Energized fracturing fluids, including foams, CO2, and N2, are widely used for multi-stage fracturing in horizontal wells. However, since density, rheology, and thermal properties are sensitive to temperature and pressure, it is important to understand the flow and thermal behaviors of energized fracturing fluids along the wellbore. In this study, a unified model is developed to simulate the flow and thermal behaviors of different energized fracturing fluids and investigate the changes of fluid properties from the wellhead to the toe of the horizontal wellbore. The velocity and pressure are calculated based on continuity and momentum equations. Temperature profiles of the whole wellbore-formation system are obtained by simultaneously solving energy equations of different thermal regions. Temperature, pressure, and energized fluid properties are coupled in both depth and radial directions using an iteration scheme. This model is verified against field data from energized fluid injection operations. The relative average errors on pressure and temperature are less than 5%. The effects of injection pressure, mass flow rate, annulus fluid type, foam quality, and proppant volumetric concentration on pressure and temperature distributions are analyzed. Influence degrees of these operation parameters on the bottomhole pressure for different energized fracturing fluids are calculated. Required injection parameters at the surface to achieve designed bottomhole treating parameters for different energized fracturing fluids are compared. The results of this study may help field operators to select the most suitable energized fluid and further optimize energized fluid fracturing treatments.

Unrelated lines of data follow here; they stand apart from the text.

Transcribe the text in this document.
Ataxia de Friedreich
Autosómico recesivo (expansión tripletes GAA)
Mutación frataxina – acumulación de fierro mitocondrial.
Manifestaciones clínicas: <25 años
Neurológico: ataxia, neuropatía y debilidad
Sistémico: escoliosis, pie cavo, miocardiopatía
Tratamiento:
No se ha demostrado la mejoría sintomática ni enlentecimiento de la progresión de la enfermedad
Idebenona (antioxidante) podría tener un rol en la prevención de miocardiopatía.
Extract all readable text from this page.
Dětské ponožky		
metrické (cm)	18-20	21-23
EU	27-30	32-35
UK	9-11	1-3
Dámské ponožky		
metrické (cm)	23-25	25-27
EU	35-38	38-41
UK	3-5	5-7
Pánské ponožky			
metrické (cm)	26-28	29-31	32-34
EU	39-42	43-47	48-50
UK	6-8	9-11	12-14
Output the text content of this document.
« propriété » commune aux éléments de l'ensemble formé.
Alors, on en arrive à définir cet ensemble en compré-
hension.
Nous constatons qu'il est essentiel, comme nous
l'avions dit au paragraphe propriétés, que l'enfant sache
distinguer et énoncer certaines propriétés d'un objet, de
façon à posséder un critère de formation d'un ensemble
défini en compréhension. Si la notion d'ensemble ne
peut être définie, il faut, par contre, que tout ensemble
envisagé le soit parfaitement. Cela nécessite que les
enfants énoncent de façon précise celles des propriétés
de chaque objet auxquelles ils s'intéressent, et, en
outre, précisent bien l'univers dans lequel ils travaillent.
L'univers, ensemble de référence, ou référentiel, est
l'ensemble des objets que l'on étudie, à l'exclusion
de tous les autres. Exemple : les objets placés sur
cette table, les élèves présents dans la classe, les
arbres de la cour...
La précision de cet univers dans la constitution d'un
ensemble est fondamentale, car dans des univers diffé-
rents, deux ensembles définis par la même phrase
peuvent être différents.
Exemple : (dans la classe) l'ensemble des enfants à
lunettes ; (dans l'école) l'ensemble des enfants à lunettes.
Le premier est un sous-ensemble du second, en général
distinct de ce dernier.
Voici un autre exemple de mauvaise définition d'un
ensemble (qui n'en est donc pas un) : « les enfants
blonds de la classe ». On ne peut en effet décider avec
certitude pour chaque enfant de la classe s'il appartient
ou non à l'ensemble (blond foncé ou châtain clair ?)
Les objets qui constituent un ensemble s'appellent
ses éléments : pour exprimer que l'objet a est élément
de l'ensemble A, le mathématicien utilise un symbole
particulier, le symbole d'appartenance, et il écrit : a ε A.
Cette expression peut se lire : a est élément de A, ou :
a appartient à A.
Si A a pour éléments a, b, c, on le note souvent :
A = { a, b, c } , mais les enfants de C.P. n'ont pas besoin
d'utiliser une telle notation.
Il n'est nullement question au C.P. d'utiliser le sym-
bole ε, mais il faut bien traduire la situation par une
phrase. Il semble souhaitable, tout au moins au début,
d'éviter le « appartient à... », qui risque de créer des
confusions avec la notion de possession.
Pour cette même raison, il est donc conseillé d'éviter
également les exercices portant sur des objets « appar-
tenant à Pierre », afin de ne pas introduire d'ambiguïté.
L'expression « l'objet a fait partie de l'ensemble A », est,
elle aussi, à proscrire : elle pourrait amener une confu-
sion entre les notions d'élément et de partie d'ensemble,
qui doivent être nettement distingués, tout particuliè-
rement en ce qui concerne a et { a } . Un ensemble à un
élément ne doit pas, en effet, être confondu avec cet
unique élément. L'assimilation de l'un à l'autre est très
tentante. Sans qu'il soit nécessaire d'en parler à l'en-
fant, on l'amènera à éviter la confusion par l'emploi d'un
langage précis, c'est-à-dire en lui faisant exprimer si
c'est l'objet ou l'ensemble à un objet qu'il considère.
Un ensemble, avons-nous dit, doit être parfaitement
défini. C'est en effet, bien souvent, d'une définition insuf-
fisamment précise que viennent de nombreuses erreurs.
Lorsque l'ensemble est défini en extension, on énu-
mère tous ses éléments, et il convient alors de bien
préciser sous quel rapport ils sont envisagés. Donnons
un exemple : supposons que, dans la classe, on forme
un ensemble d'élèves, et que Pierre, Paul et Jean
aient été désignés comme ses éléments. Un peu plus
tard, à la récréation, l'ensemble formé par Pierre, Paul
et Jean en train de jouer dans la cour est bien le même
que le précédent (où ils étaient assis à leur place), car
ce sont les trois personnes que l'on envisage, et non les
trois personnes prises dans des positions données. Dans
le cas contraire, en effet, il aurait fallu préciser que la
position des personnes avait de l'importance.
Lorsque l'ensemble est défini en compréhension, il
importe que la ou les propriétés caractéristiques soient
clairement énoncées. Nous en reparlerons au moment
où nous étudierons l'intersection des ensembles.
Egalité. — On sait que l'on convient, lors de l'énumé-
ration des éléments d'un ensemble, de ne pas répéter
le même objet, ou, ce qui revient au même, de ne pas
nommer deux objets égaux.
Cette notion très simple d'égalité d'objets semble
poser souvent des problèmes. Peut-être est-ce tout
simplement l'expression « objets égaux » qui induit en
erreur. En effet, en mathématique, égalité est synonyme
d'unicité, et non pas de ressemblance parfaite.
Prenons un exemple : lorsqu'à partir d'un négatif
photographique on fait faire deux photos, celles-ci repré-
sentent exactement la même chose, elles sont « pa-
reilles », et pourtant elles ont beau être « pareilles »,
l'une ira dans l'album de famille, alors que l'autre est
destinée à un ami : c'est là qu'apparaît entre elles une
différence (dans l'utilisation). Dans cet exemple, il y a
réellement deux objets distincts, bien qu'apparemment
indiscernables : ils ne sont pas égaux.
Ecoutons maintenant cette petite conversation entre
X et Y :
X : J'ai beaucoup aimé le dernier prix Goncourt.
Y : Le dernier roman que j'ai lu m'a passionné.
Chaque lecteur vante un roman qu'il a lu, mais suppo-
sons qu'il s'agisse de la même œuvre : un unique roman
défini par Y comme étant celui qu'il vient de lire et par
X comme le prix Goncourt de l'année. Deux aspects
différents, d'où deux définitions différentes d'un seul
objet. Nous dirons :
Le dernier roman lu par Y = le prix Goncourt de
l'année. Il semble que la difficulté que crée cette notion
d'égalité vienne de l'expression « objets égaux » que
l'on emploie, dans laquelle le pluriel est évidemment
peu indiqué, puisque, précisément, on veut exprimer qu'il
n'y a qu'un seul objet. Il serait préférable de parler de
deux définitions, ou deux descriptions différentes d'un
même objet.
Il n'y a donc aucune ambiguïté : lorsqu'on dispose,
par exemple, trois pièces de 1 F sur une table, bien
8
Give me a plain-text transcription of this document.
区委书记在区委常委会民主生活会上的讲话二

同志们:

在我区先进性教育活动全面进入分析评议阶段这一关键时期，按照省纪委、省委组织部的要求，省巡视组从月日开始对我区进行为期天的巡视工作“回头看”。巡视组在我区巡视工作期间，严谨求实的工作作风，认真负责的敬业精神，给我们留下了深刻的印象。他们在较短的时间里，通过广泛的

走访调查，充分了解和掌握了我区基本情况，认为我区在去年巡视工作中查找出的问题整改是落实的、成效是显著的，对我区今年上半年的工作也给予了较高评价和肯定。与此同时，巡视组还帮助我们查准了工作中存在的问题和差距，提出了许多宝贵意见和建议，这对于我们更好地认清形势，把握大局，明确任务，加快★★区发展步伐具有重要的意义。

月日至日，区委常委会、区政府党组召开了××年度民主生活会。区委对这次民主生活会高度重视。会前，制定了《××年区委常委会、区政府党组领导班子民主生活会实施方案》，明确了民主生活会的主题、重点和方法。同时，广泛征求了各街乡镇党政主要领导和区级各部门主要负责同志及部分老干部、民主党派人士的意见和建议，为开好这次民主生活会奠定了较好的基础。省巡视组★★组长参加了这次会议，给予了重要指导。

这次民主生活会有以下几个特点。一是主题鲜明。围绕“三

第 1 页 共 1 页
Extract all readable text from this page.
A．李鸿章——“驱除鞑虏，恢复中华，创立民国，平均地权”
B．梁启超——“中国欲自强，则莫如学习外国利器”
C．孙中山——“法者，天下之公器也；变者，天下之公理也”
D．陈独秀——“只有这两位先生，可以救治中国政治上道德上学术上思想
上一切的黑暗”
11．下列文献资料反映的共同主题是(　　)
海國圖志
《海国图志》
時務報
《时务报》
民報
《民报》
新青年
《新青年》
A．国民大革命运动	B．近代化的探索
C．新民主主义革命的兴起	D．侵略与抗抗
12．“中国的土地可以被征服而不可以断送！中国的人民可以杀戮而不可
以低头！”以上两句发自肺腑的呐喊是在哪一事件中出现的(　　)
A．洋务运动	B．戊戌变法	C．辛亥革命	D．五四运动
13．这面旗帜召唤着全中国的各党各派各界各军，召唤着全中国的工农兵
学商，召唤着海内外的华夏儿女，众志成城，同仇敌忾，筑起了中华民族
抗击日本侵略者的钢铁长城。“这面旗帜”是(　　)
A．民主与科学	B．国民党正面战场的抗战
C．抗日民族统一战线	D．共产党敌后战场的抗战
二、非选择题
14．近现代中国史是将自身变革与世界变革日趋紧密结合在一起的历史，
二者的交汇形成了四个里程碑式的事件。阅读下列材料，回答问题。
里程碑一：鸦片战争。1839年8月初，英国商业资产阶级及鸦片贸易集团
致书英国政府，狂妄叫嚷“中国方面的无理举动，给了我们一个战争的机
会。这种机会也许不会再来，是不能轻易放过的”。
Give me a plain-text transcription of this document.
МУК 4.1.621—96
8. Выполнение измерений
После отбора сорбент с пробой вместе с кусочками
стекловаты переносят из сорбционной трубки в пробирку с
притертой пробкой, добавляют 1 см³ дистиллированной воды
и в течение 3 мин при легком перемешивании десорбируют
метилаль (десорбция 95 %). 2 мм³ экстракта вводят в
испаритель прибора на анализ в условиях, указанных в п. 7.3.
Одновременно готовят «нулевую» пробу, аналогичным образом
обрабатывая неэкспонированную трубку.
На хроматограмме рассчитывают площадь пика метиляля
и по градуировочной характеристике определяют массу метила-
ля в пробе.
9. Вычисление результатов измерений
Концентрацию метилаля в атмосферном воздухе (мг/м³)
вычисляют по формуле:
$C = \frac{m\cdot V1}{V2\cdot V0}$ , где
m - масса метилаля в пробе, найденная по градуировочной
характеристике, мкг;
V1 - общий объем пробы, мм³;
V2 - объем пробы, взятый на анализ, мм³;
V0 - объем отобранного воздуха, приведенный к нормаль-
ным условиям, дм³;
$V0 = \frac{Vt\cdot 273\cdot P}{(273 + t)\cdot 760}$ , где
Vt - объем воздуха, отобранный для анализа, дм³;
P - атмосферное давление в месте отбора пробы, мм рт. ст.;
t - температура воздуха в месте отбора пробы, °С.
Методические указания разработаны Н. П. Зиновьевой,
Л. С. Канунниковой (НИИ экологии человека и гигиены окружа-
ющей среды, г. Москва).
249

Energized fluids, such as CO2, N2, CO2 foam, N2 foam, and foamed N2 in liquid CO2, have been widely used as fracturing fluids in tight gas, coalbed methane, shale gas, low-pressure formation, depleted reservoir (Gaydos and Harris 1980, Wendorff and Ainley 1981, Freeman et al. 1983, Gottschling and Royce 1985, King 1985, Garbis and Taylor 1986, McDaniel et al. 1997, Gupta and Bobier 1998, Mazza 2001, Gupta 2003, Burke et al. 2011, McAndrew et al. 2014, Wang et al. 2016, Cui et al. 2017, He et al. 2017, Li and Misra 2017, Tang et al. 2018). Energized fracturing fluids have many advantages in comparison to water-based fracturing fluids:
the clean-up speed of energized fracturing fluids is faster due to fluid expansion (Wang et al. 2012, Ribeiro and Sharma 2013).
Less water will be consumed, which is important in some regions where water supply is scarce (Ribeiro and Sharma 2012, McAndrew et al. 2017).
Water damage phenomena, such as water blocking and clay swelling, could be effectively avoided owing to less water and lower leak-off rate (King 1977, Harris 1985, 1987, Ribeiro and Sharma 2012, Kong et al. 2017).
Proppant transport efficiency can be increased due to the extensive interactions of the internal phase in foams (Valko and Economides 1997, Kong et al. 2016, Tong and Mohanty 2017, Tong et al. 2017).